Computer simulation models economic savings from adherence to osteoporosis medications

Most osteoporosis patients are aware of the individual physical impact of sticking to their treatment regimen, but it can be harder to conceptualize the economic savings that broad adherence to medications can have.

For this reason, researchers at Brigham and Women’s Hospital in Boston, Massachusetts, recently conducted a study into the potential consequences of implementing a widespread behavioral intervention to get women with osteoporosis to improve their adherence to bisphosphonates.

The results, which appeared in the Journal of Clinical Endocrinology and Metabolism, indicated that even a simple patient-level intervention can dramatically increase a treatment's cost-effectiveness.

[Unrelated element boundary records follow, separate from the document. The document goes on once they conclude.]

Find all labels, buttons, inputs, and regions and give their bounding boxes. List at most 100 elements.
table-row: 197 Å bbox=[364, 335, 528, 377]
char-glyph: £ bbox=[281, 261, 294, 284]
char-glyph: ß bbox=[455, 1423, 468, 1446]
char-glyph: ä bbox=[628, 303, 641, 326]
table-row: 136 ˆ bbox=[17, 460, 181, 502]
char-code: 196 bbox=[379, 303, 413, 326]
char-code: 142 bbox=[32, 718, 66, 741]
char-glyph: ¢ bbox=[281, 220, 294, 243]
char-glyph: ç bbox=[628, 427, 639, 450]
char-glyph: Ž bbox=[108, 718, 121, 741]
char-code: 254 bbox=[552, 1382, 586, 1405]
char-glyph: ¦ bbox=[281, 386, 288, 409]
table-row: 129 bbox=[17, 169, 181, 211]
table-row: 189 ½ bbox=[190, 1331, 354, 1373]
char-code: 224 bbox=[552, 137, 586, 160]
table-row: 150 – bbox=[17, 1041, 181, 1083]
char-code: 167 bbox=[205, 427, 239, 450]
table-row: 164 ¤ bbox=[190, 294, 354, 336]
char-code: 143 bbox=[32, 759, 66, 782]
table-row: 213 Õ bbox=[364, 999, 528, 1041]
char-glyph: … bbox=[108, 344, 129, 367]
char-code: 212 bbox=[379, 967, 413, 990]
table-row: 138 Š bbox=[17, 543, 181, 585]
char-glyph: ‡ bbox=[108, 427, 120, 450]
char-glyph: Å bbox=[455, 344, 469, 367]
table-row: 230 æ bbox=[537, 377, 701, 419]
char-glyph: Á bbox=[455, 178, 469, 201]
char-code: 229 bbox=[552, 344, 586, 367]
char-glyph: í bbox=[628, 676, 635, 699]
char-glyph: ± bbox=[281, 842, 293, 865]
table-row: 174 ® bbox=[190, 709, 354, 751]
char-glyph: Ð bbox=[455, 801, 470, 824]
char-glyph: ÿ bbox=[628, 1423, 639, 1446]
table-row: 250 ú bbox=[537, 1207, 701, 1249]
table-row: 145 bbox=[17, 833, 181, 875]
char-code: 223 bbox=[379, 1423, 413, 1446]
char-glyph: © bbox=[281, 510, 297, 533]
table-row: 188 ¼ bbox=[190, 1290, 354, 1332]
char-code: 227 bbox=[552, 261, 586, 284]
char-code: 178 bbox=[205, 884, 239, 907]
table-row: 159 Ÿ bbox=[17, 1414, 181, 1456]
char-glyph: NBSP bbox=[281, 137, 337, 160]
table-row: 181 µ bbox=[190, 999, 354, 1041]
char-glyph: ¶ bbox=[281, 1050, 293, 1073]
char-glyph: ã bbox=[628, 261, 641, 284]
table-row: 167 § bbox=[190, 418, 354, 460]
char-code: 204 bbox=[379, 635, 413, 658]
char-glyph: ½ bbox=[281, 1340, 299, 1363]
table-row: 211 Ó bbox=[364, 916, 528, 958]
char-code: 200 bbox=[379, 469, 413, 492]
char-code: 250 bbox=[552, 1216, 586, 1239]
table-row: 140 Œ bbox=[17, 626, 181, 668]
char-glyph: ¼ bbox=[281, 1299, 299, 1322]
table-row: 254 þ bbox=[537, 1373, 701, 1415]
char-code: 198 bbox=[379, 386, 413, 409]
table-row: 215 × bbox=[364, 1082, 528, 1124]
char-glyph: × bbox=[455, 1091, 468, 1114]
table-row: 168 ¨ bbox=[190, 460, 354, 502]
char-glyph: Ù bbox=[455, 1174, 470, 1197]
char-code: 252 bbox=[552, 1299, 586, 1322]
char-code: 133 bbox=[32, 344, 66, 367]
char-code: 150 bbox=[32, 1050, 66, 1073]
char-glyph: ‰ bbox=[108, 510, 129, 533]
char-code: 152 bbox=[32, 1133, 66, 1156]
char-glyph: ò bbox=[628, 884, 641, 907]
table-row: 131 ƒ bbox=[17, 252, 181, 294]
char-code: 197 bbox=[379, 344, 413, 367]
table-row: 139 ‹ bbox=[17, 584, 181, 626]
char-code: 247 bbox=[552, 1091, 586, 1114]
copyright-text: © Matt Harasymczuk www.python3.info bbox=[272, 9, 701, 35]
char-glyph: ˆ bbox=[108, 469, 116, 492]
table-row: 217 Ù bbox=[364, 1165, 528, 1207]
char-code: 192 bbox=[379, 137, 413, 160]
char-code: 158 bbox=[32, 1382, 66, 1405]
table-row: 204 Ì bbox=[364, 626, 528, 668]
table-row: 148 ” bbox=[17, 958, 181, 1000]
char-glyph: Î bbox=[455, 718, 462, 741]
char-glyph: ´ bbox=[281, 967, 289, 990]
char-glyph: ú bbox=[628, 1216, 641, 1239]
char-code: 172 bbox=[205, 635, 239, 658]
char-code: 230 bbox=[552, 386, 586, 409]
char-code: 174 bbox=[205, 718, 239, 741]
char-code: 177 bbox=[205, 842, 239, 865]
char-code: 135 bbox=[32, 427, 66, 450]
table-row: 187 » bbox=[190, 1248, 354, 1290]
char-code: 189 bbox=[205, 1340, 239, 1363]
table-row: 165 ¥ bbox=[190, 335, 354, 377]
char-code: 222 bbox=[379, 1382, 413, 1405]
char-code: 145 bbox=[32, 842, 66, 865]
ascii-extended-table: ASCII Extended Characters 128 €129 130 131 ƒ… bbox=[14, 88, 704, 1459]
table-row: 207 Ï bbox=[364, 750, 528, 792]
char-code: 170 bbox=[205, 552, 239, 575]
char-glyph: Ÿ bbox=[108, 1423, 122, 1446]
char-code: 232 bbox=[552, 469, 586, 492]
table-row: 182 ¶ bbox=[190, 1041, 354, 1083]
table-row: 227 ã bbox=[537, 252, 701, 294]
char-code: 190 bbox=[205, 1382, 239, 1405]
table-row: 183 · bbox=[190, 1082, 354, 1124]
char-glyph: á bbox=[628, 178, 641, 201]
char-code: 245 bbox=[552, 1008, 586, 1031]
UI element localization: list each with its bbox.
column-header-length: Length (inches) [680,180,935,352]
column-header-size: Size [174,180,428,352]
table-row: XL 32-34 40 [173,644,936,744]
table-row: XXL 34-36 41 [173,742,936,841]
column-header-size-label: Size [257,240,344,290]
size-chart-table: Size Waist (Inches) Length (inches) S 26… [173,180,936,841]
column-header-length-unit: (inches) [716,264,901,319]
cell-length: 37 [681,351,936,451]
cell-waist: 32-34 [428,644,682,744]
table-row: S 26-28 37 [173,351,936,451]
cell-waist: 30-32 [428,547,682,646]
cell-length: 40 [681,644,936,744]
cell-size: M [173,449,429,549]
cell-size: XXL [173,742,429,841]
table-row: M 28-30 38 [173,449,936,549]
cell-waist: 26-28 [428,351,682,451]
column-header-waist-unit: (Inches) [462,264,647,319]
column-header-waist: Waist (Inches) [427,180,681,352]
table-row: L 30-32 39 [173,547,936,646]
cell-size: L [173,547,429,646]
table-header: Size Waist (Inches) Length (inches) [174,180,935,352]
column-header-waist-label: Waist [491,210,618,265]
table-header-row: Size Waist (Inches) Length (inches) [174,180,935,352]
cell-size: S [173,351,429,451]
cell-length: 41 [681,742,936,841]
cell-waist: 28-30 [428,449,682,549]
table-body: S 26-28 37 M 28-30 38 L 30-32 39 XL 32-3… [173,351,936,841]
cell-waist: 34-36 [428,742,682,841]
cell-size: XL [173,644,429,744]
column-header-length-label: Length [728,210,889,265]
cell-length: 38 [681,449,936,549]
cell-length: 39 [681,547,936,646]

What behavioral intervention did the team attempt to implement? None.

Instead, scientists used statistical modeling to project what the ramifications of a hypothetical intervention might be. The actual method was unspecified, though the team said several specific doctor-patient mediations achieved significant success in prior reports.

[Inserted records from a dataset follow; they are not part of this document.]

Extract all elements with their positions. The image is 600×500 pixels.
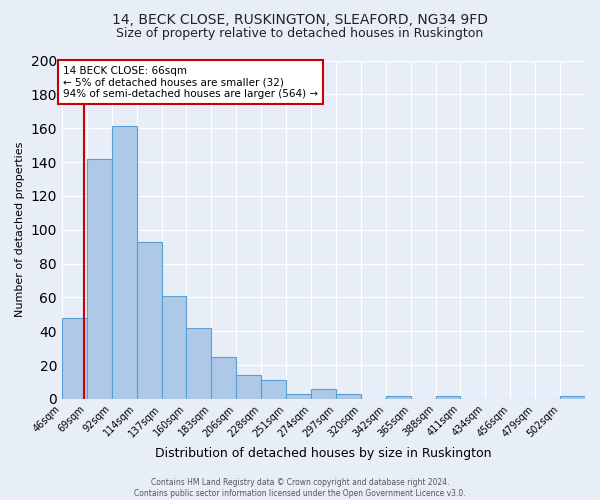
Y-axis label: Number of detached properties: Number of detached properties: [15, 142, 25, 318]
Bar: [161, 296, 187, 399]
Bar: [87, 158, 112, 399]
Bar: [336, 394, 361, 399]
Bar: [386, 396, 410, 399]
Bar: [311, 388, 336, 399]
Text: Size of property relative to detached houses in Ruskington: Size of property relative to detached ho…: [116, 28, 484, 40]
Text: 14, BECK CLOSE, RUSKINGTON, SLEAFORD, NG34 9FD: 14, BECK CLOSE, RUSKINGTON, SLEAFORD, NG…: [112, 12, 488, 26]
Bar: [436, 396, 460, 399]
Bar: [112, 126, 137, 399]
X-axis label: Distribution of detached houses by size in Ruskington: Distribution of detached houses by size …: [155, 447, 492, 460]
Bar: [286, 394, 311, 399]
Bar: [137, 242, 161, 399]
Bar: [62, 318, 87, 399]
Text: Contains HM Land Registry data © Crown copyright and database right 2024.
Contai: Contains HM Land Registry data © Crown c…: [134, 478, 466, 498]
Bar: [211, 356, 236, 399]
Bar: [560, 396, 585, 399]
Bar: [187, 328, 211, 399]
Bar: [236, 375, 261, 399]
Text: 14 BECK CLOSE: 66sqm
← 5% of detached houses are smaller (32)
94% of semi-detach: 14 BECK CLOSE: 66sqm ← 5% of detached ho…: [63, 66, 318, 99]
Bar: [261, 380, 286, 399]
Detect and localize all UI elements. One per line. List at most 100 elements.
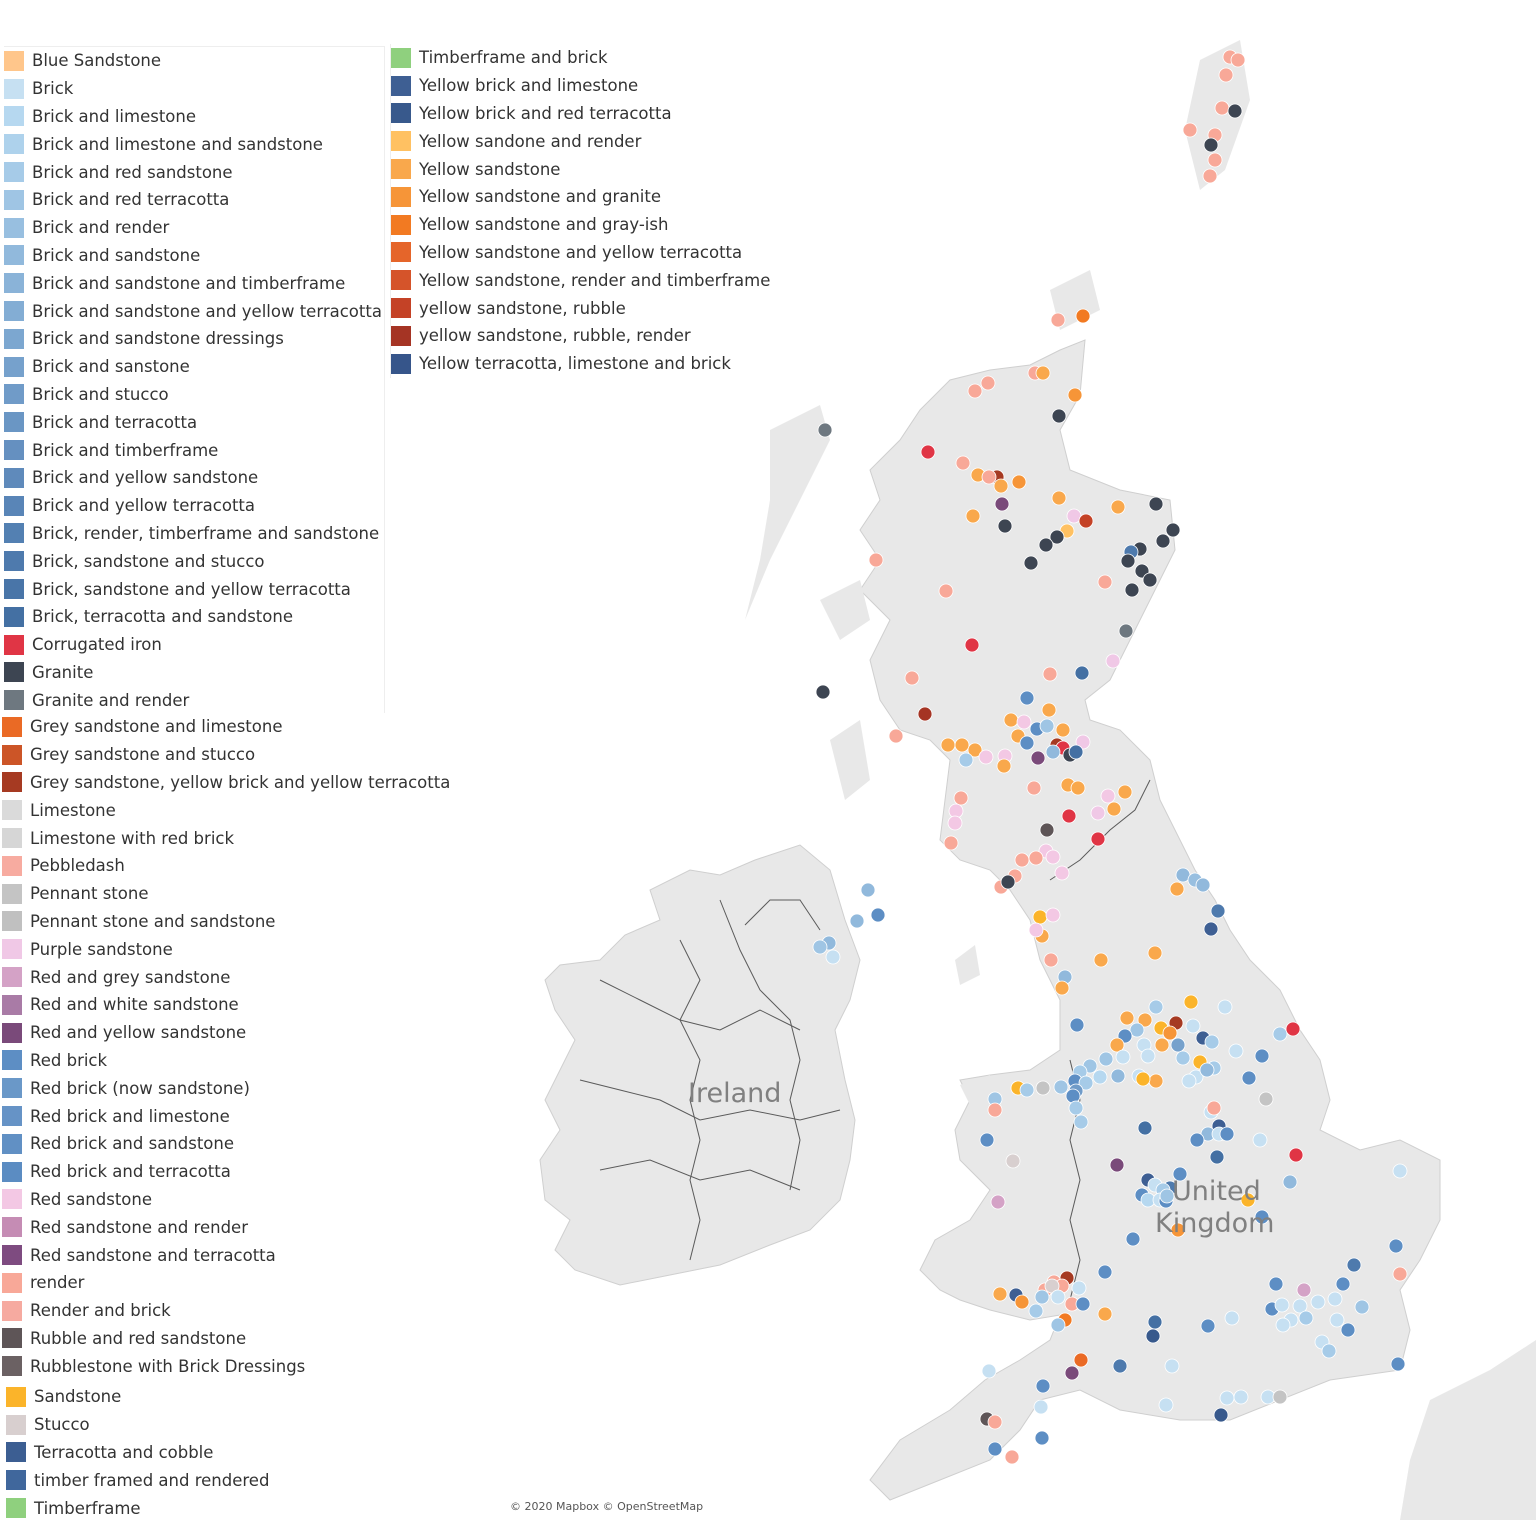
legend-item[interactable]: render	[2, 1269, 450, 1297]
map-marker[interactable]	[1209, 1149, 1225, 1165]
map-marker[interactable]	[1055, 722, 1071, 738]
map-marker[interactable]	[1230, 52, 1246, 68]
map-marker[interactable]	[1218, 67, 1234, 83]
legend-item[interactable]: Limestone	[2, 796, 450, 824]
map-marker[interactable]	[967, 742, 983, 758]
map-marker[interactable]	[1292, 1298, 1308, 1314]
map-marker[interactable]	[1258, 1091, 1274, 1107]
map-marker[interactable]	[1272, 1026, 1288, 1042]
map-marker[interactable]	[1182, 122, 1198, 138]
map-marker[interactable]	[1118, 623, 1134, 639]
map-marker[interactable]	[1241, 1070, 1257, 1086]
map-marker[interactable]	[1120, 553, 1136, 569]
legend-item[interactable]: Brick	[4, 75, 384, 103]
map-marker[interactable]	[1119, 1010, 1135, 1026]
map-marker[interactable]	[1032, 909, 1048, 925]
map-marker[interactable]	[1207, 152, 1223, 168]
legend-item[interactable]: yellow sandstone, rubble	[391, 294, 770, 322]
map-marker[interactable]	[920, 444, 936, 460]
map-marker[interactable]	[954, 737, 970, 753]
legend-item[interactable]: Rubble and red sandstone	[2, 1325, 450, 1353]
map-marker[interactable]	[1203, 921, 1219, 937]
map-marker[interactable]	[1019, 1082, 1035, 1098]
map-marker[interactable]	[1038, 537, 1054, 553]
legend-item[interactable]: Yellow sandstone	[391, 155, 770, 183]
legend-item[interactable]: Pennant stone	[2, 880, 450, 908]
map-marker[interactable]	[1170, 1037, 1186, 1053]
legend-item[interactable]: Yellow brick and limestone	[391, 72, 770, 100]
map-marker[interactable]	[1137, 1120, 1153, 1136]
map-marker[interactable]	[940, 737, 956, 753]
map-marker[interactable]	[1172, 1166, 1188, 1182]
map-marker[interactable]	[1285, 1021, 1301, 1037]
map-marker[interactable]	[1162, 1025, 1178, 1041]
legend-item[interactable]: Yellow terracotta, limestone and brick	[391, 350, 770, 378]
map-marker[interactable]	[1097, 574, 1113, 590]
map-marker[interactable]	[992, 1286, 1008, 1302]
map-marker[interactable]	[1039, 718, 1055, 734]
map-marker[interactable]	[1045, 744, 1061, 760]
map-marker[interactable]	[1035, 365, 1051, 381]
map-marker[interactable]	[1016, 714, 1032, 730]
map-marker[interactable]	[1092, 1069, 1108, 1085]
legend-item[interactable]: Brick and sandstone and timberframe	[4, 269, 384, 297]
legend-item[interactable]: Brick and stucco	[4, 381, 384, 409]
map-marker[interactable]	[1219, 1390, 1235, 1406]
legend-item[interactable]: Red sandstone and render	[2, 1213, 450, 1241]
map-marker[interactable]	[1109, 1157, 1125, 1173]
map-marker[interactable]	[1148, 496, 1164, 512]
map-marker[interactable]	[815, 684, 831, 700]
map-marker[interactable]	[1110, 499, 1126, 515]
map-marker[interactable]	[1310, 1294, 1326, 1310]
map-marker[interactable]	[1050, 1289, 1066, 1305]
map-marker[interactable]	[990, 1194, 1006, 1210]
map-marker[interactable]	[1390, 1356, 1406, 1372]
legend-item[interactable]: Red sandstone and terracotta	[2, 1241, 450, 1269]
map-marker[interactable]	[1050, 312, 1066, 328]
map-marker[interactable]	[1097, 1264, 1113, 1280]
map-marker[interactable]	[1034, 1289, 1050, 1305]
map-marker[interactable]	[1093, 952, 1109, 968]
map-marker[interactable]	[965, 508, 981, 524]
map-marker[interactable]	[1272, 1389, 1288, 1405]
map-marker[interactable]	[1035, 1080, 1051, 1096]
legend-item[interactable]: Red brick and limestone	[2, 1102, 450, 1130]
legend-item[interactable]: Pebbledash	[2, 852, 450, 880]
map-marker[interactable]	[1228, 1043, 1244, 1059]
map-marker[interactable]	[1137, 1012, 1153, 1028]
map-marker[interactable]	[1014, 1294, 1030, 1310]
map-marker[interactable]	[825, 949, 841, 965]
map-marker[interactable]	[1028, 850, 1044, 866]
legend-item[interactable]: Red brick	[2, 1047, 450, 1075]
map-marker[interactable]	[1217, 999, 1233, 1015]
map-marker[interactable]	[1252, 1132, 1268, 1148]
map-marker[interactable]	[964, 637, 980, 653]
map-marker[interactable]	[979, 1132, 995, 1148]
map-marker[interactable]	[1042, 666, 1058, 682]
map-marker[interactable]	[955, 455, 971, 471]
map-marker[interactable]	[1034, 1430, 1050, 1446]
legend-item[interactable]: Yellow sandstone and gray-ish	[391, 211, 770, 239]
map-marker[interactable]	[1199, 1062, 1215, 1078]
map-marker[interactable]	[987, 1414, 1003, 1430]
map-marker[interactable]	[947, 815, 963, 831]
map-marker[interactable]	[1019, 690, 1035, 706]
map-marker[interactable]	[987, 1441, 1003, 1457]
map-marker[interactable]	[1053, 1079, 1069, 1095]
legend-item[interactable]: Yellow sandstone, render and timberframe	[391, 266, 770, 294]
map-marker[interactable]	[1213, 1407, 1229, 1423]
map-marker[interactable]	[1135, 1071, 1151, 1087]
map-marker[interactable]	[1268, 1276, 1284, 1292]
map-marker[interactable]	[1109, 1037, 1125, 1053]
map-marker[interactable]	[978, 749, 994, 765]
map-marker[interactable]	[1054, 865, 1070, 881]
map-marker[interactable]	[1078, 1075, 1094, 1091]
map-marker[interactable]	[1073, 1114, 1089, 1130]
map-marker[interactable]	[1327, 1291, 1343, 1307]
map-marker[interactable]	[1275, 1317, 1291, 1333]
map-marker[interactable]	[1004, 1449, 1020, 1465]
map-marker[interactable]	[1090, 805, 1106, 821]
legend-item[interactable]: Brick, terracotta and sandstone	[4, 603, 384, 631]
legend-item[interactable]: Brick and terracotta	[4, 408, 384, 436]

Possibly the most effective of these previously studied interventions was a counseling session between nurses and osteoporosis patients, as described in the journal Osteoporosis International.

In the new study, researchers simply used statistical software to forecast the effects of implementing a hypothetical intervention, which they defined as costing $250 per patient and resulting in a 30 percent reduction in the number of patients who stop taking bisphosphonates.

The results were relatively dramatic.

Researchers determined that, among 65-year-old women on bisphosphonates, such a program would improve the medication's cost-effectiveness by nearly $30,000 per quality-adjusted year of life.

Likewise, most projections determined that intervention to improve adherence could increase cost-effectiveness by up to $50,000 per quality-adjusted life-year.

Scientists validated these figures by calibrating the statistical model with age- and gender-based 10-year fracture risks that match those measured by public health agencies in the U.S.

These findings suggest that even a relatively inexpensive behavioral intervention can improve the cost-effectiveness of pharmaceutical osteoporosis regimens. In fact, researchers suggested that nurse-patient interviews might strengthen adherence to bisphosphonates with more doses per year.

"One potential implication is that some patients currently being prescribed drugs with a less frequent dosing interval could instead be given medications requiring more frequent dosing coupled with an adherence intervention," the team concluded.

Since osteoporosis often has no symptoms, patients may easily forget to stick to their medications, the International Osteoporosis Foundation (IOF) warns. This non-adherence can be exacerbated by the lack of any perceived effect of bisphosphonates.

As an illustration of the severity of this problem, the IOF states that between 50 and 75 percent of all women who initiate an osteoporosis medication are non-compliant within just one year.